Извозчик, помолчав, возразил:
-- Теперь вокруг Москвы на пятьдесят верст не осталось ни одной пташки: все поставщики к столам потребили... За пару галок охотникам пятиалтынный платят: вон оно как высоко пошло!..
-- За что?
-- Рябчиком идут... ну и в пироги...
-- Ну вот: шутишь?
-- А что? Мы слопаем... Даром-то? В лучшем виде!
Покрутил над лошадиным боком вожжею и прибавил:
-- Однако я говорю: неужто господа ужо и галке нашей позавидуют? Не должны бы, кажется, льститься -- поди, и настоящих рябчиков кушали...
И так было всюду. Шли праздники, и не было в них цельности. Народ откололся от господ, и загнал их праздник в вековые стены кремлевских соборов с торжественными богослужениями, с молящимися, допускаемыми по особым пригласительным билетам, "знатными обоего пола персонами" в звездах, лентах по шитым мундирам; в золотом писанные, залитые элекричеством залы дворцов, с торжественными приемами депутаций, обедами, балами, которых нарядный польский стократно отражался в блестящем зеркале беломраморных колонн; в театры со спектаклями gala, в которых никто не слушал всем известную "Жизнь за царя", но всякий глазел на ложи, на всем знакомые по портретам фигуры знаменитых генералов в парадной форме, на дипломатов в черных фраках и считал в их среде звезды к закату и звезды к восходу: хоронил мысленно людей и дела отшедшего царствования и с любопытством вглядывался в людей и возможности царствования начинающегося...

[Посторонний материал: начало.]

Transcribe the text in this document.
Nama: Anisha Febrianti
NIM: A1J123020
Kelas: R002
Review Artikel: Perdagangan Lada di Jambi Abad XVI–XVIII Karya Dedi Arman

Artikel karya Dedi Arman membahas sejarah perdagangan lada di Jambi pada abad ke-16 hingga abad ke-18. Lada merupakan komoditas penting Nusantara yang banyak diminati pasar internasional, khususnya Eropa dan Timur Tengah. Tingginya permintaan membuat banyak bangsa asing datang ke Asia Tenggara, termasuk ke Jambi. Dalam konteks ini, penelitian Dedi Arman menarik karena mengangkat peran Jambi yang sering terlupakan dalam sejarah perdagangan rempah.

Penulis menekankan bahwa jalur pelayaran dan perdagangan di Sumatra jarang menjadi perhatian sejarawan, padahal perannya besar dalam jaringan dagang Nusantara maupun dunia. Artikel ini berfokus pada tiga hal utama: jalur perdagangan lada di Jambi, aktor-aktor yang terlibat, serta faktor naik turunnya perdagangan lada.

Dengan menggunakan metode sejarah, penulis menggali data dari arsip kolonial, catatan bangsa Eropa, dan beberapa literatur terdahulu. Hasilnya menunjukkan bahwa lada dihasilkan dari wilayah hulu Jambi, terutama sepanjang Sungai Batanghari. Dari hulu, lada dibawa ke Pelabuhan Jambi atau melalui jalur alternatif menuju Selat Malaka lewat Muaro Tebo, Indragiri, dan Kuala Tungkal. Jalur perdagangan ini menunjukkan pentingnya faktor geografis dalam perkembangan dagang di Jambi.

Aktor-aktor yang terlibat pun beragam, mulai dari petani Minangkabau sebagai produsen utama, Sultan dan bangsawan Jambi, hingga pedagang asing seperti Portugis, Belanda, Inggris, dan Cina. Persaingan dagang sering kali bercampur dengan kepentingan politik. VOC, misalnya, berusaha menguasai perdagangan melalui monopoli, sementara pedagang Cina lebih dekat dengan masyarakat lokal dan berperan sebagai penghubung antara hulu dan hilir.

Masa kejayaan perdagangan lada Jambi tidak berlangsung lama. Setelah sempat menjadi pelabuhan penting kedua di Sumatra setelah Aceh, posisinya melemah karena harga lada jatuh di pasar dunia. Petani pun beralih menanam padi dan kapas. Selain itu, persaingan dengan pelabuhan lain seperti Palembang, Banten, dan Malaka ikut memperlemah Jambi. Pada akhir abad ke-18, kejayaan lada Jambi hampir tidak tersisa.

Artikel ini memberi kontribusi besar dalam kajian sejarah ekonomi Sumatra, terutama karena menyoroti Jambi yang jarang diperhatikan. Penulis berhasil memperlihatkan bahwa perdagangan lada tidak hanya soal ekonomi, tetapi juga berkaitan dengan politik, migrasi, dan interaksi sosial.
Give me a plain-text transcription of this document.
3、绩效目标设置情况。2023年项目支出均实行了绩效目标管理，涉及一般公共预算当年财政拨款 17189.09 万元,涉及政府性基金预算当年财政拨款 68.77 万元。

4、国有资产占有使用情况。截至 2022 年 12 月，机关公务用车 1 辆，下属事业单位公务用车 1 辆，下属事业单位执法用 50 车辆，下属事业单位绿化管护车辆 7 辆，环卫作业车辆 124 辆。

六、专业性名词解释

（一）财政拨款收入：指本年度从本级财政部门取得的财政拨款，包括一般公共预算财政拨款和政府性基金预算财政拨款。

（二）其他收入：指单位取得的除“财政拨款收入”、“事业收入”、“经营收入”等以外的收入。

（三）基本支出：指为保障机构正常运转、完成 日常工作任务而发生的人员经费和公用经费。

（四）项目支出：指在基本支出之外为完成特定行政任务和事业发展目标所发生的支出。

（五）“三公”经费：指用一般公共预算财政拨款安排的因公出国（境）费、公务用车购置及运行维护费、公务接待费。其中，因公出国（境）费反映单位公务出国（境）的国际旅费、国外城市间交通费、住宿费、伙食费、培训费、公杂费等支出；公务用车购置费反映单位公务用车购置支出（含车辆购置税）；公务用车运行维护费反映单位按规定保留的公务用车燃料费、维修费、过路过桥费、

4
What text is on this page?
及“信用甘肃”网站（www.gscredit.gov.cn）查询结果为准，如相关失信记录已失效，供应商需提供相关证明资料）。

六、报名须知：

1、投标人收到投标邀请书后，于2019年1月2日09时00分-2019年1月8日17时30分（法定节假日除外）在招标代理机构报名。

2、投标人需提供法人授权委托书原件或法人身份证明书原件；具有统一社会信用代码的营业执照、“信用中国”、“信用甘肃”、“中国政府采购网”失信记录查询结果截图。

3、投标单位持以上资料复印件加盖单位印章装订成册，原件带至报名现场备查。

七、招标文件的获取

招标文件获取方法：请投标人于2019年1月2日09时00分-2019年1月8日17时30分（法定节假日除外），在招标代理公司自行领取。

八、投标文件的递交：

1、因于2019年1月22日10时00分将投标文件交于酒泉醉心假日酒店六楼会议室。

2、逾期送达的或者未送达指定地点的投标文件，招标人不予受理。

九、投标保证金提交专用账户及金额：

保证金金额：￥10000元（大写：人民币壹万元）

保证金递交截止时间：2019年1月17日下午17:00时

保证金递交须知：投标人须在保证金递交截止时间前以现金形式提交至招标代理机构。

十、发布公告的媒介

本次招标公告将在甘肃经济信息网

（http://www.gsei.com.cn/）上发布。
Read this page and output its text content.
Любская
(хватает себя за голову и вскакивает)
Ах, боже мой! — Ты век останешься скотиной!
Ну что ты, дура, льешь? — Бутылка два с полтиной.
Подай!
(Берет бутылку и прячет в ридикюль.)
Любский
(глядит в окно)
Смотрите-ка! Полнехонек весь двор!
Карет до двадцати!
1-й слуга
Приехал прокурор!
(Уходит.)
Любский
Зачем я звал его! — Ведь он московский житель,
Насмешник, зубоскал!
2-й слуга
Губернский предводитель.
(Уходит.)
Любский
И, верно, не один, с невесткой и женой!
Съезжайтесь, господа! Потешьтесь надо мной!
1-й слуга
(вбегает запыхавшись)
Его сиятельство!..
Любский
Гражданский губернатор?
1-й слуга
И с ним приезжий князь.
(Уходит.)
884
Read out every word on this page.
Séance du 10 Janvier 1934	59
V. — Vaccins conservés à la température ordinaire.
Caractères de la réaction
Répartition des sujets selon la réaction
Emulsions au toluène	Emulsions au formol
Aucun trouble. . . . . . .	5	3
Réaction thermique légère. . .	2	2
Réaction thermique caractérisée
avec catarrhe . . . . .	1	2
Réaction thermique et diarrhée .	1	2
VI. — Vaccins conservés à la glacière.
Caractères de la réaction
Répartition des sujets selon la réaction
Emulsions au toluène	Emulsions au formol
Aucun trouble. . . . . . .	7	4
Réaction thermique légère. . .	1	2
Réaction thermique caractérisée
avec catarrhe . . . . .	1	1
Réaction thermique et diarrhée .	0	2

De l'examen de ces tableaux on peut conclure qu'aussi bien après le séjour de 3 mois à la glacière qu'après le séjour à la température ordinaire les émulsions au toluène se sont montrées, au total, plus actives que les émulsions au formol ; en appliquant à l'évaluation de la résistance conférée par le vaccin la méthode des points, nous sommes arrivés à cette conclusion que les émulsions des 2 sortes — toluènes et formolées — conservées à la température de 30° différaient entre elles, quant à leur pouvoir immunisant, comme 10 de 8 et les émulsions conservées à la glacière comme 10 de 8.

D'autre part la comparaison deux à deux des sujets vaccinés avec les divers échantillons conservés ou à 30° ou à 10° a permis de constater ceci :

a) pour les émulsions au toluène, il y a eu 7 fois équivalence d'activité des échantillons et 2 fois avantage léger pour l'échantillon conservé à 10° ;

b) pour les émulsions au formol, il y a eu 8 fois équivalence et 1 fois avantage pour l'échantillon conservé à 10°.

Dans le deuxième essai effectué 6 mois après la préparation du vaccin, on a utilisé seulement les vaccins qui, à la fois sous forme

Все это народ равнодушно предоставил господам, а себе оставил улицу -- именно "занял улицу" народ. "Господин" в эти дни под флагами и вечера в зареве иллюминаций чувствовал себя на улице неловко и одиноко -- затерянная шляпа среди картузного моря, насмешливого, улыбчивого, косящегося, бурлящего, галдящего -- невесть почему, на кого и с чего. Стояли дни, когда так называемое общество могло собственными глазами сосчитать, как его мало, какою слабою и редкою кучкою оно затеряно в народном океане,-- и общество сосчитало и серьезно испугалось. Как без вины виноватое, оно запиралось, будто в домашний арест, по квартирам и ждало не дождалось, когда наконец наступит предел празднествам и улицы обмелеют от народного потопа, и жизнь войдет в свои будничные колеи. А те из общества, что, избежав этих смутных страхов или одолев их, выходили на улицы и вмешивались в толпы, становились беспокойны и, кто сознательно, кто бессознательно, старались держаться ближе к той самой полиции, которую они ненавидели и презирали и которая именно теперь особенно придирчиво надоедала им своим подозрительным контролем и "чтением в сердцах", но в которой теперь смутно чуяли -- "на случай чего" -- все же более близкую и защитительную себе силу, чем гуляющая улица. И раздавались откровенные громкие жалобы растерявшихся до наивной утраты стыда -- увы: иногда весьма передовых и даже слывших красными,-- людей, что полиции мало, что она плохо управляется и неискусна, что в виду чудовищного роста народных скопищ следовало бы ввести в Москву расположенные вокруг нее войска, благо гвардия пришла из Питера для парада и ее главнокомандующий великий князь Владимир Александрович лично находится в Москве... Боялись... А чего боялись? Никто не отдавал себе толкового отчета, а слухи бродили дикие -- слухи страха, у которого велики глаза и уши слышат звон, не зная, где он... Боялись, что будет объявлена конституция и что тогда вспыхнет ужас какого-то таинственного аристократического заговора, который начнет междоусобие и уличную войну... Боялись, что конституция не будет объявлена, и тогда пиши пропало: революционеры взорвут Кремль, а народ в отместку бросится на господ и изобьет их всех до единого, не разбирая ни правых, ни виноватых, старых и малых, с женщинами и детьми. Больше же всего -- каким-то прозорливым инстинктом -- боялись именно вот этого народного праздника, предстоящего на Ходынке.